Fortunately, the court’s positive decision rejecting Apple’s anti-steering provisions frees iOS developers to send consumers to the web to do business with them directly there. We’re working on next steps.
“Fortunately, the court’s positive decision rejecting Apple’s anti-steering provisions frees iOS developers to send consumers to the web to do business with them directly there,” Sweeney tweeted. “We’re working on next steps.”
If left standing, the decision could have myriad benefits for Web3 app developers. Last September, Apple opened its App Store to NFTs—but only to NFTs sold through its own payments system, which takes a 30% cut of most transactions.
That massive tax was bitterly received by the Web3 community. Access to the App Store—and the over 1 billion iPhones and iPads it reaches—represents a huge opportunity for Web3 companies looking to break into the mainstream.
But given Apple’s payment policies, that opportunity came at a cost too great for most developers to bear. For context, popular NFT marketplace OpenSea has historically charged a 2.5% commission on NFT sales; the company even recently eliminated that fee to better position itself against competitors.
Apple’s chokehold on NFT-powered apps offered in its store was further cemented in October, when the company updated its policies to explicitly state that NFTs can only be used to unlock additional content or features within an app if those NFTs were purchased via Apple’s in-app payment system.

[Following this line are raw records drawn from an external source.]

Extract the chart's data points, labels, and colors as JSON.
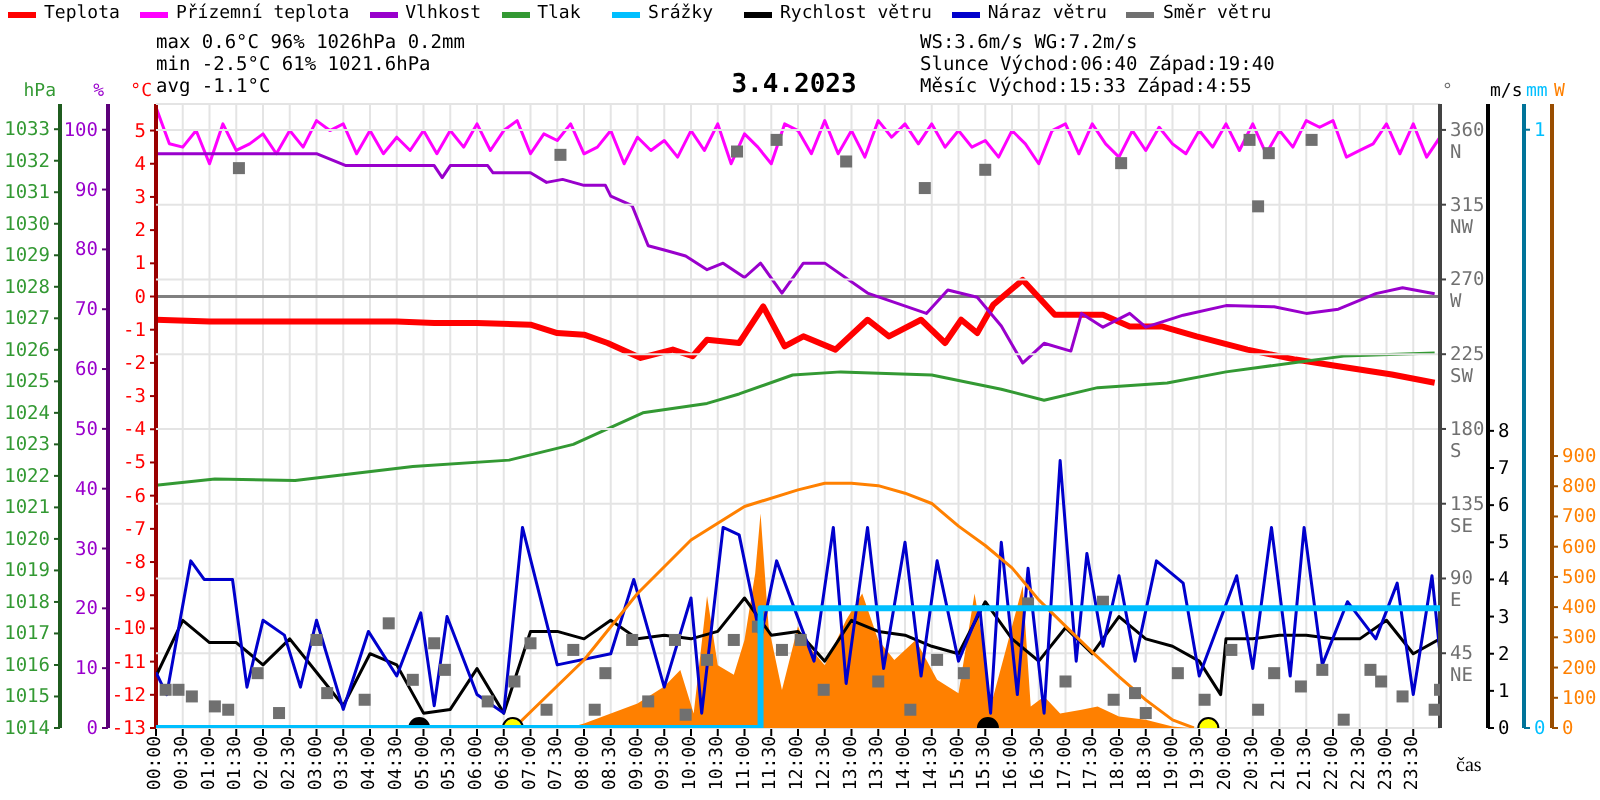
{
  "chart_data": [
    {
      "type": "line",
      "title": "3.4.2023",
      "xlabel": "čas",
      "ylabel": "°C",
      "y2label": "hPa",
      "y3label": "%",
      "annotations": [
        "max 0.6°C 96% 1026hPa 0.2mm",
        "min -2.5°C 61% 1021.6hPa",
        "avg -1.1°C",
        "WS:3.6m/s WG:7.2m/s",
        "Slunce Východ:06:40 Západ:19:40",
        "Měsíc Východ:15:33 Západ:4:55"
      ],
      "legend": "top",
      "grid": "x",
      "marker": "none",
      "xlim": [
        0,
        24
      ],
      "xticks": [
        {
          "value": 0,
          "label": "00:00"
        },
        {
          "value": 0.5,
          "label": "00:30"
        },
        {
          "value": 1,
          "label": "01:00"
        },
        {
          "value": 1.5,
          "label": "01:30"
        },
        {
          "value": 2,
          "label": "02:00"
        },
        {
          "value": 2.5,
          "label": "02:30"
        },
        {
          "value": 3,
          "label": "03:00"
        },
        {
          "value": 3.5,
          "label": "03:30"
        },
        {
          "value": 4,
          "label": "04:00"
        },
        {
          "value": 4.5,
          "label": "04:30"
        },
        {
          "value": 5,
          "label": "05:00"
        },
        {
          "value": 5.5,
          "label": "05:30"
        },
        {
          "value": 6,
          "label": "06:00"
        },
        {
          "value": 6.5,
          "label": "06:30"
        },
        {
          "value": 7,
          "label": "07:00"
        },
        {
          "value": 7.5,
          "label": "07:30"
        },
        {
          "value": 8,
          "label": "08:00"
        },
        {
          "value": 8.5,
          "label": "08:30"
        },
        {
          "value": 9,
          "label": "09:00"
        },
        {
          "value": 9.5,
          "label": "09:30"
        },
        {
          "value": 10,
          "label": "10:00"
        },
        {
          "value": 10.5,
          "label": "10:30"
        },
        {
          "value": 11,
          "label": "11:00"
        },
        {
          "value": 11.5,
          "label": "11:30"
        },
        {
          "value": 12,
          "label": "12:00"
        },
        {
          "value": 12.5,
          "label": "12:30"
        },
        {
          "value": 13,
          "label": "13:00"
        },
        {
          "value": 13.5,
          "label": "13:30"
        },
        {
          "value": 14,
          "label": "14:00"
        },
        {
          "value": 14.5,
          "label": "14:30"
        },
        {
          "value": 15,
          "label": "15:00"
        },
        {
          "value": 15.5,
          "label": "15:30"
        },
        {
          "value": 16,
          "label": "16:00"
        },
        {
          "value": 16.5,
          "label": "16:30"
        },
        {
          "value": 17,
          "label": "17:00"
        },
        {
          "value": 17.5,
          "label": "17:30"
        },
        {
          "value": 18,
          "label": "18:00"
        },
        {
          "value": 18.5,
          "label": "18:30"
        },
        {
          "value": 19,
          "label": "19:00"
        },
        {
          "value": 19.5,
          "label": "19:30"
        },
        {
          "value": 20,
          "label": "20:00"
        },
        {
          "value": 20.5,
          "label": "20:30"
        },
        {
          "value": 21,
          "label": "21:00"
        },
        {
          "value": 21.5,
          "label": "21:30"
        },
        {
          "value": 22,
          "label": "22:00"
        },
        {
          "value": 22.5,
          "label": "22:30"
        },
        {
          "value": 23,
          "label": "23:00"
        },
        {
          "value": 23.5,
          "label": "23:30"
        }
      ],
      "ylim": [
        -13,
        5.8
      ],
      "yticks": [
        -13,
        -12,
        -11,
        -10,
        -9,
        -8,
        -7,
        -6,
        -5,
        -4,
        -3,
        -2,
        -1,
        0,
        1,
        2,
        3,
        4,
        5
      ],
      "y2lim": [
        1014,
        1033.8
      ],
      "y2ticks": [
        1014,
        1015,
        1016,
        1017,
        1018,
        1019,
        1020,
        1021,
        1022,
        1023,
        1024,
        1025,
        1026,
        1027,
        1028,
        1029,
        1030,
        1031,
        1032,
        1033
      ],
      "y3lim": [
        0,
        104.3
      ],
      "y3ticks": [
        0,
        10,
        20,
        30,
        40,
        50,
        60,
        70,
        80,
        90,
        100
      ],
      "ref_lines": [
        {
          "axis": "y",
          "value": 0,
          "color": "#808080"
        }
      ],
      "series": [
        {
          "name": "Teplota",
          "color": "#ff0000",
          "x": [
            0,
            1,
            2,
            3,
            4,
            4.5,
            5.2,
            6,
            7,
            7.5,
            8,
            8.44,
            9.06,
            9.66,
            10.03,
            10.3,
            10.9,
            11.35,
            11.75,
            12.1,
            12.7,
            13.3,
            13.7,
            14.3,
            14.75,
            15.05,
            15.35,
            15.65,
            16.2,
            16.8,
            17.25,
            17.7,
            18.2,
            18.8,
            19.45,
            20.4,
            21.3,
            22.1,
            23.1,
            23.9
          ],
          "values": [
            -0.7,
            -0.75,
            -0.75,
            -0.75,
            -0.75,
            -0.75,
            -0.8,
            -0.8,
            -0.85,
            -1.1,
            -1.15,
            -1.4,
            -1.85,
            -1.6,
            -1.8,
            -1.3,
            -1.4,
            -0.3,
            -1.5,
            -1.2,
            -1.6,
            -0.7,
            -1.2,
            -0.7,
            -1.4,
            -0.7,
            -1.1,
            -0.25,
            0.5,
            -0.55,
            -0.55,
            -0.55,
            -0.9,
            -0.9,
            -1.2,
            -1.6,
            -1.9,
            -2.1,
            -2.35,
            -2.6
          ]
        },
        {
          "name": "Přízemní teplota",
          "color": "#ff00ff",
          "x": [
            0,
            0.25,
            0.5,
            0.75,
            1,
            1.25,
            1.5,
            1.75,
            2,
            2.25,
            2.5,
            2.75,
            3,
            3.25,
            3.5,
            3.75,
            4,
            4.25,
            4.5,
            4.75,
            5,
            5.25,
            5.5,
            5.75,
            6,
            6.25,
            6.5,
            6.75,
            7,
            7.25,
            7.5,
            7.75,
            8,
            8.25,
            8.5,
            8.75,
            9,
            9.25,
            9.5,
            9.75,
            10,
            10.25,
            10.5,
            10.75,
            11,
            11.25,
            11.5,
            11.75,
            12,
            12.25,
            12.5,
            12.75,
            13,
            13.25,
            13.5,
            13.75,
            14,
            14.25,
            14.5,
            14.75,
            15,
            15.25,
            15.5,
            15.75,
            16,
            16.25,
            16.5,
            16.75,
            17,
            17.25,
            17.5,
            17.75,
            18,
            18.25,
            18.5,
            18.75,
            19,
            19.25,
            19.5,
            19.75,
            20,
            20.25,
            20.5,
            20.75,
            21,
            21.25,
            21.5,
            21.75,
            22,
            22.25,
            22.5,
            22.75,
            23,
            23.25,
            23.5,
            23.75,
            24
          ],
          "values": [
            5.7,
            4.6,
            4.5,
            5.0,
            4.0,
            5.2,
            4.4,
            4.6,
            4.9,
            4.3,
            5.0,
            4.5,
            5.3,
            5.0,
            5.2,
            4.3,
            5.0,
            4.3,
            4.8,
            4.4,
            5.0,
            4.3,
            5.0,
            4.5,
            5.2,
            4.4,
            5.0,
            5.3,
            4.3,
            4.9,
            4.7,
            5.2,
            4.3,
            4.5,
            5.0,
            4.0,
            4.8,
            4.4,
            4.7,
            4.2,
            5.0,
            4.4,
            5.2,
            4.0,
            4.9,
            4.5,
            4.0,
            5.2,
            5.0,
            4.3,
            5.3,
            4.3,
            5.0,
            4.2,
            5.3,
            4.8,
            5.2,
            4.6,
            5.2,
            4.5,
            5.0,
            4.5,
            4.7,
            4.2,
            5.0,
            4.6,
            4.0,
            5.0,
            5.2,
            4.3,
            5.2,
            4.6,
            4.2,
            5.0,
            4.4,
            5.1,
            4.6,
            4.3,
            5.0,
            4.5,
            5.2,
            4.4,
            5.2,
            4.3,
            5.0,
            4.5,
            5.3,
            5.1,
            5.3,
            4.2,
            4.4,
            4.6,
            5.2,
            4.3,
            5.2,
            4.2,
            4.8
          ]
        },
        {
          "name": "Vlhkost",
          "color": "#9900cc",
          "axis": "y3",
          "x": [
            0,
            1,
            2,
            3,
            3.55,
            4.5,
            5.2,
            5.35,
            5.5,
            6.2,
            6.3,
            7.0,
            7.3,
            7.6,
            8.0,
            8.4,
            8.5,
            8.9,
            9.2,
            9.5,
            9.9,
            10.3,
            10.6,
            11.0,
            11.3,
            11.7,
            12.1,
            12.5,
            13.3,
            14.4,
            14.8,
            15.35,
            15.8,
            16.2,
            16.6,
            17.1,
            17.3,
            17.7,
            18.2,
            18.5,
            19.2,
            20.0,
            20.9,
            21.5,
            22.1,
            22.8,
            23.3,
            23.9
          ],
          "values": [
            96,
            96,
            96,
            96,
            94,
            94,
            94,
            92,
            94,
            94,
            92.8,
            92.8,
            91.2,
            91.7,
            90.7,
            90.7,
            88.9,
            87.3,
            80.6,
            79.9,
            78.9,
            76.6,
            77.7,
            75.3,
            77.7,
            72.7,
            77.7,
            77.7,
            72.7,
            69.3,
            73.2,
            72,
            67.2,
            61,
            64.3,
            63,
            69.3,
            67,
            69.3,
            67,
            69,
            70.6,
            70.4,
            69.3,
            70,
            72.6,
            73.6,
            72.6
          ]
        },
        {
          "name": "Tlak",
          "color": "#339933",
          "axis": "y2",
          "x": [
            0,
            1.1,
            2.6,
            4.8,
            6.6,
            7.8,
            9.1,
            10.3,
            10.9,
            11.9,
            12.8,
            14.5,
            15.8,
            16.6,
            17.6,
            18.9,
            20.0,
            21.3,
            22.2,
            23.9
          ],
          "values": [
            1021.7,
            1021.9,
            1021.85,
            1022.3,
            1022.5,
            1023.0,
            1024.0,
            1024.3,
            1024.6,
            1025.2,
            1025.3,
            1025.2,
            1024.75,
            1024.4,
            1024.8,
            1024.95,
            1025.3,
            1025.6,
            1025.8,
            1025.9
          ]
        }
      ]
    },
    {
      "type": "line",
      "ylabel": "°",
      "y2label": "m/s",
      "y3label": "W",
      "legend": "top",
      "grid": "y",
      "marker": "none",
      "tick_labels": "y",
      "xlim": [
        0,
        24
      ],
      "ylim": [
        0,
        375.6
      ],
      "yticks": [
        {
          "value": 45,
          "label": "45 NE"
        },
        {
          "value": 90,
          "label": "90 E"
        },
        {
          "value": 135,
          "label": "135 SE"
        },
        {
          "value": 180,
          "label": "180 S"
        },
        {
          "value": 225,
          "label": "225 SW"
        },
        {
          "value": 270,
          "label": "270 W"
        },
        {
          "value": 315,
          "label": "315 NW"
        },
        {
          "value": 360,
          "label": "360 N"
        }
      ],
      "y2lim": [
        0,
        16.8
      ],
      "y2ticks": [
        0,
        1,
        2,
        3,
        4,
        5,
        6,
        7,
        8
      ],
      "y3lim": [
        0,
        2065
      ],
      "y3ticks": [
        0,
        100,
        200,
        300,
        400,
        500,
        600,
        700,
        800,
        900
      ],
      "series": [
        {
          "name": "Rychlost větru",
          "color": "#000000",
          "axis": "y2",
          "x": [
            0,
            0.5,
            1,
            1.5,
            2,
            2.5,
            3,
            3.5,
            4,
            4.5,
            5,
            5.5,
            6,
            6.5,
            7,
            7.5,
            8,
            8.5,
            9,
            9.5,
            10,
            10.5,
            11,
            11.5,
            12,
            12.5,
            13,
            13.5,
            14,
            14.5,
            15,
            15.5,
            16,
            16.5,
            17,
            17.5,
            18,
            18.5,
            19,
            19.5,
            19.9,
            20,
            20.5,
            21,
            21.5,
            22,
            22.5,
            23,
            23.5,
            24
          ],
          "values": [
            1.4,
            2.9,
            2.3,
            2.3,
            1.7,
            2.4,
            1.5,
            0.6,
            2.0,
            1.7,
            0.4,
            0.5,
            1.6,
            0.4,
            2.6,
            2.6,
            2.4,
            2.9,
            2.4,
            2.5,
            2.4,
            2.6,
            3.5,
            2.5,
            2.6,
            1.8,
            2.9,
            2.6,
            2.5,
            2.2,
            2.0,
            3.4,
            2.4,
            1.8,
            2.7,
            2.0,
            3.0,
            2.4,
            2.2,
            1.8,
            0.9,
            2.4,
            2.4,
            2.5,
            2.5,
            2.4,
            2.4,
            2.9,
            2.0,
            2.4
          ]
        },
        {
          "name": "Náraz větru",
          "color": "#0000cc",
          "axis": "y2",
          "x": [
            0,
            0.2,
            0.65,
            0.9,
            1.43,
            1.7,
            2.0,
            2.4,
            2.7,
            3.0,
            3.5,
            3.97,
            4.5,
            4.95,
            5.2,
            5.44,
            6.0,
            6.5,
            6.85,
            7.5,
            8.5,
            8.93,
            9.5,
            10.0,
            10.2,
            10.6,
            10.9,
            11.3,
            11.6,
            12.3,
            12.66,
            12.9,
            13.3,
            13.6,
            14.0,
            14.3,
            14.6,
            15.0,
            15.4,
            15.6,
            15.8,
            16.1,
            16.3,
            16.6,
            16.9,
            17.2,
            17.4,
            17.7,
            18.0,
            18.3,
            18.7,
            19.2,
            19.5,
            20.2,
            20.5,
            20.85,
            21.2,
            21.46,
            21.8,
            22.27,
            22.8,
            23.2,
            23.5,
            23.85,
            24
          ],
          "values": [
            1.5,
            0.9,
            4.5,
            4.0,
            4.0,
            1.1,
            2.9,
            2.5,
            1.1,
            2.9,
            0.5,
            2.6,
            1.4,
            3.1,
            0.6,
            3.0,
            0.9,
            0.4,
            5.4,
            1.7,
            2.0,
            4.0,
            1.1,
            3.5,
            0.4,
            5.4,
            5.2,
            2.4,
            4.5,
            1.8,
            5.4,
            1.2,
            5.4,
            1.6,
            5.0,
            1.4,
            4.5,
            1.8,
            3.2,
            0.4,
            5.0,
            0.9,
            4.3,
            0.4,
            7.2,
            1.8,
            4.7,
            2.2,
            4.1,
            1.8,
            4.5,
            3.9,
            1.4,
            4.1,
            1.6,
            5.4,
            1.4,
            5.4,
            1.7,
            3.4,
            2.4,
            3.9,
            0.9,
            4.1,
            2.0
          ]
        },
        {
          "name": "Směr větru",
          "type": "scatter",
          "marker": "square",
          "color": "#707070",
          "x": [
            0.18,
            0.42,
            0.67,
            1.1,
            1.35,
            1.55,
            1.9,
            2.3,
            3.0,
            3.2,
            3.9,
            4.35,
            4.8,
            5.2,
            5.4,
            6.2,
            6.7,
            7.0,
            7.3,
            7.56,
            7.8,
            8.2,
            8.4,
            8.9,
            9.2,
            9.7,
            9.9,
            10.3,
            10.8,
            10.86,
            11.25,
            11.6,
            11.7,
            12.05,
            12.48,
            12.9,
            13.5,
            14.1,
            14.37,
            14.6,
            15.1,
            15.5,
            16.3,
            17.0,
            17.7,
            17.9,
            18.04,
            18.3,
            18.5,
            19.1,
            19.6,
            20.1,
            20.44,
            20.6,
            20.6,
            20.8,
            20.9,
            21.4,
            21.6,
            21.8,
            22.2,
            22.7,
            22.9,
            23.3,
            23.9,
            24.0
          ],
          "values": [
            23,
            23,
            19,
            13,
            11,
            337,
            33,
            9,
            53,
            21,
            17,
            63,
            29,
            51,
            35,
            16,
            28,
            51,
            11,
            345,
            47,
            11,
            33,
            53,
            16,
            53,
            8,
            41,
            53,
            347,
            61,
            354,
            47,
            53,
            23,
            341,
            28,
            11,
            325,
            41,
            33,
            336,
            75,
            28,
            76,
            17,
            340,
            21,
            9,
            33,
            17,
            47,
            354,
            314,
            11,
            346,
            33,
            25,
            354,
            35,
            5,
            35,
            28,
            19,
            11,
            23
          ]
        },
        {
          "type": "area",
          "color": "#ff8000",
          "axis": "y3",
          "x": [
            0,
            7.7,
            8.0,
            8.5,
            9.0,
            9.5,
            9.8,
            10.05,
            10.3,
            10.5,
            10.8,
            11.0,
            11.2,
            11.3,
            11.45,
            11.7,
            12.0,
            12.1,
            12.5,
            12.9,
            13.2,
            13.5,
            13.8,
            14.2,
            14.6,
            15.0,
            15.3,
            15.45,
            15.6,
            15.9,
            16.2,
            16.35,
            16.6,
            16.9,
            17.3,
            17.6,
            18.0,
            18.5,
            19.0,
            19.3,
            24
          ],
          "values": [
            0,
            0,
            15,
            48,
            81,
            137,
            192,
            48,
            437,
            208,
            176,
            291,
            512,
            710,
            337,
            126,
            337,
            291,
            208,
            357,
            445,
            291,
            225,
            291,
            160,
            115,
            445,
            291,
            71,
            269,
            470,
            71,
            104,
            48,
            60,
            71,
            38,
            27,
            5,
            0,
            0
          ]
        },
        {
          "type": "line",
          "color": "#ff8000",
          "axis": "y3",
          "x": [
            6.69,
            8,
            9,
            10,
            11,
            12,
            12.5,
            13,
            13.5,
            14,
            14.5,
            15,
            15.5,
            16,
            16.5,
            17,
            17.5,
            18,
            18.5,
            19,
            19.4
          ],
          "values": [
            0,
            225,
            445,
            622,
            733,
            788,
            810,
            810,
            802,
            777,
            743,
            668,
            604,
            530,
            424,
            337,
            251,
            170,
            93,
            27,
            0
          ]
        },
        {
          "type": "scatter",
          "marker": "circle",
          "color": "#ffff00",
          "axis": "y3",
          "x": [
            6.67,
            19.67
          ],
          "values": [
            0,
            0
          ]
        },
        {
          "type": "scatter",
          "marker": "circle",
          "color": "#000000",
          "axis": "y3",
          "x": [
            4.92,
            15.55
          ],
          "values": [
            0,
            0
          ]
        }
      ]
    },
    {
      "type": "step",
      "ylabel": "mm",
      "legend": "top",
      "tick_labels": "y",
      "marker": "none",
      "xlim": [
        0,
        24
      ],
      "ylim": [
        0,
        1.043
      ],
      "yticks": [
        0,
        1
      ],
      "series": [
        {
          "name": "Srážky",
          "color": "#00bfff",
          "x": [
            0,
            11.3,
            24
          ],
          "values": [
            0,
            0.2,
            0.2
          ]
        }
      ]
    }
  ]
}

The move put further restrictions on token-gating—the increasingly popular practice of granting NFT holders access to exclusive communication channels, merchandise, and other perks—by only enabling such utility if developers caved and contended with Apple’s 30% cut of sales.
But given Monday’s ruling, the landscape for NFTs could soon look quite different. Apple told Boomberg that it is “considering further review” of the decision. But if Apple doesn’t appeal or if the ruling is again upheld, then NFT developers may be able not only to use NFTs purchased across the internet to unlock features in iOS apps, but also to direct users within those apps to purchase NFTs on sites that don’t charge exorbitant fees.
Furthermore, an easing of such restrictions may permit for the use of cryptocurrency in app-related transactions—a development that Apple’s policies currently prohibit.